In this light, the soaring spectacle throughout Napoleon–from the Siege of Toulon to the ill-advised trek through Russia–becomes both bitingly funny and gut-churningly grim. Scores of lives are lost on the whims of the rulers commanding them, all in the name of seizing or preserving a supremacy that’s inevitably finite; the film’s bleak coda is markedly a laundry list of casualties throughout Napoleon’s rule. Scott’s epic eye for choreographed carnage takes on a welcome new dimension here, recognizing such geopolitical drama for its absurdity as much as its awe.
It’s important to note just how important Vanessa Kirby’s Josephine is to adding depth to Napoleon’s absurdity, positioned as the calculating straight man to Phoenix’s boisterous ego-in-chief. Scott has been vocal about how his longer director’s cut fleshes out Josephine’s character, and even with Napoleon’s lengthy runtime one can feel how Kirby’s presence feels drastically sidelined. Nevertheless, Josephine effectively proves to be as equally fascinating as Napoleon due to her vital perspective on power. From her introductory release from jail at the end of Robespierre’s Reign of Terror, it’s clear just how much Kirby’s Josephine understands how fleeting status can be. Josephine doesn’t find power’s value in its divine superiority; rather, she knows just what it’s like to not have any power in the first place. It’s that sense of having something to lose that makes Kirby such a magnetic performer throughout her tête-à-têtes with Napoleon, matching Bonaparte’s childishness with the cold maturity he frequently imitates yet crucially lacks.

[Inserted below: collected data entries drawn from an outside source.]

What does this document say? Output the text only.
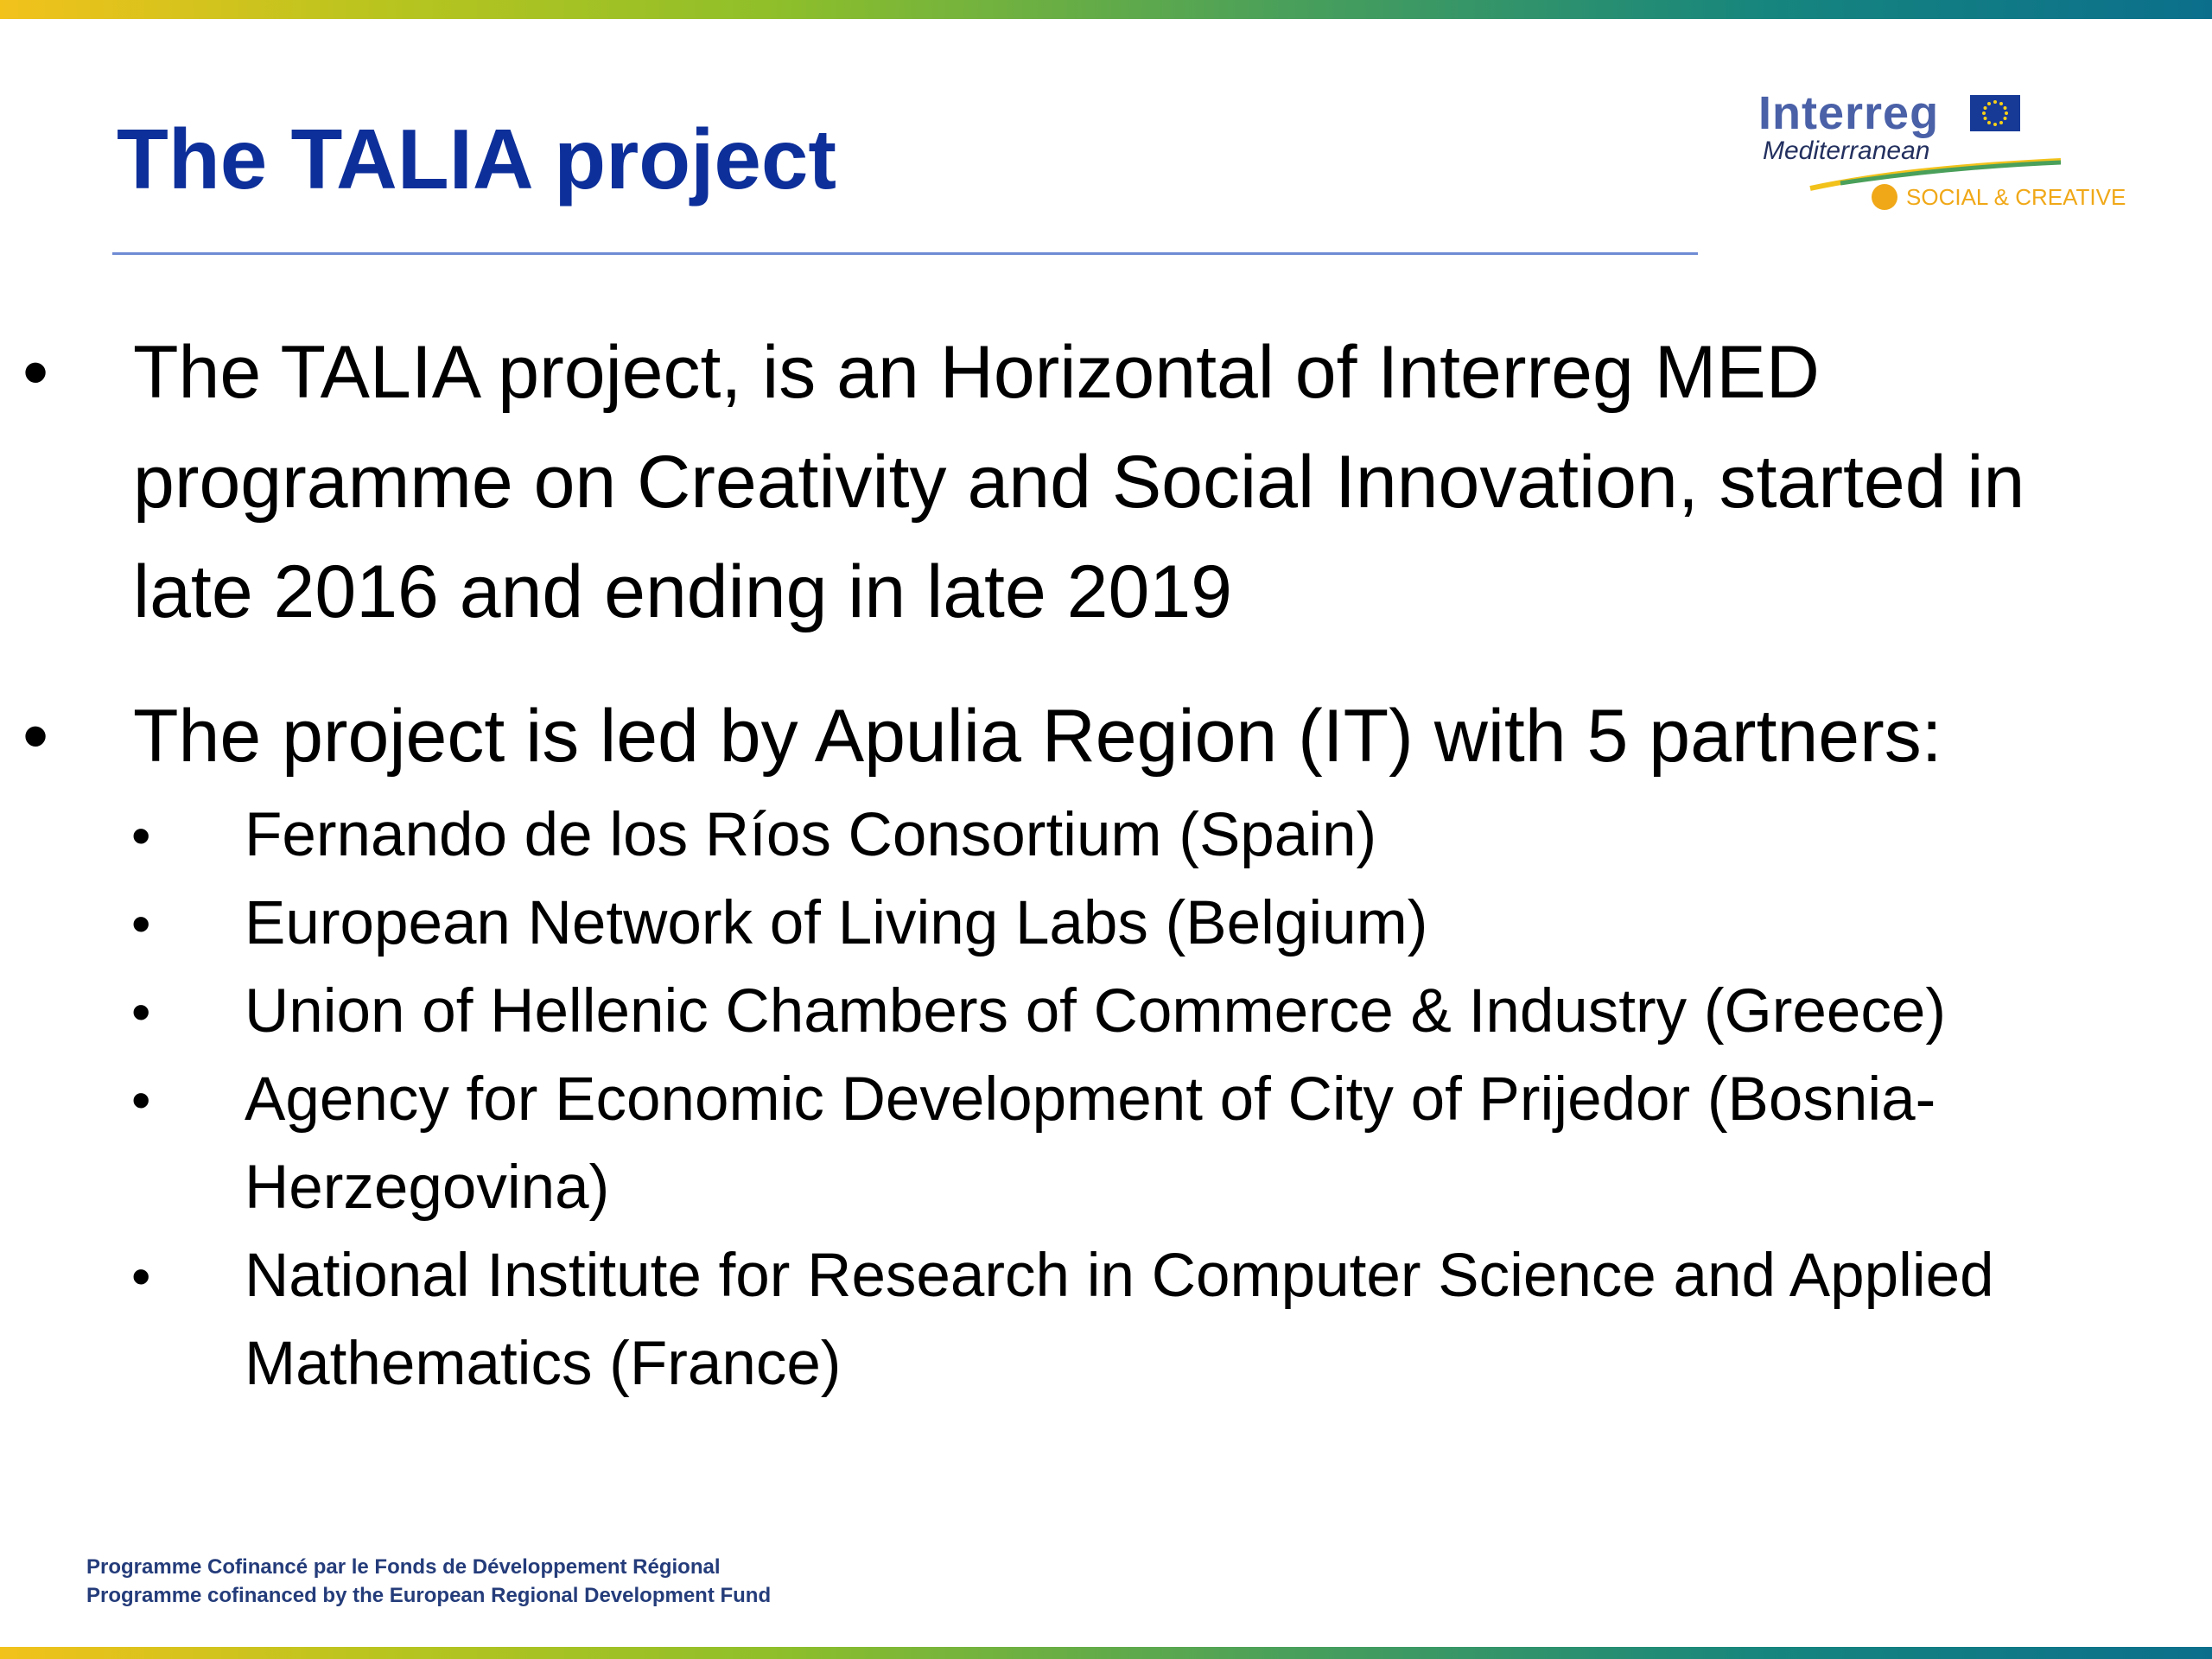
The TALIA project	Interreg
Mediterranean
SOCIAL & CREATIVE
• The TALIA project, is an Horizontal of Interreg MED programme on Creativity and Social Innovation, started in late 2016 and ending in late 2019
• The project is led by Apulia Region (IT) with 5 partners:
• Fernando de los Ríos Consortium (Spain)
• European Network of Living Labs (Belgium)
• Union of Hellenic Chambers of Commerce & Industry (Greece)
• Agency for Economic Development of City of Prijedor (Bosnia-Herzegovina)
• National Institute for Research in Computer Science and Applied Mathematics (France)
Programme Cofinancé par le Fonds de Développement Régional
Programme cofinanced by the European Regional Development Fund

Based on Kingdom of Heaven and The Counselor alone, it’s clear just how Scott’s films can radically transform in scope and impact with their longer director’s cuts. While acknowledging the potential impact of the coming 4-hour-10-minute version, even this truncated Napoleon stands out as one of 2023’s most epic and hilariously impactful films, one unafraid to cut its larger-than-life characters down to size.
The Apple Original Film Napoleon from acclaimed director Ridley Scott will first be released exclusively in theaters worldwide, in partnership with Sony Pictures Entertainment, on Wednesday, November 22, before streaming globally on Apple TV+.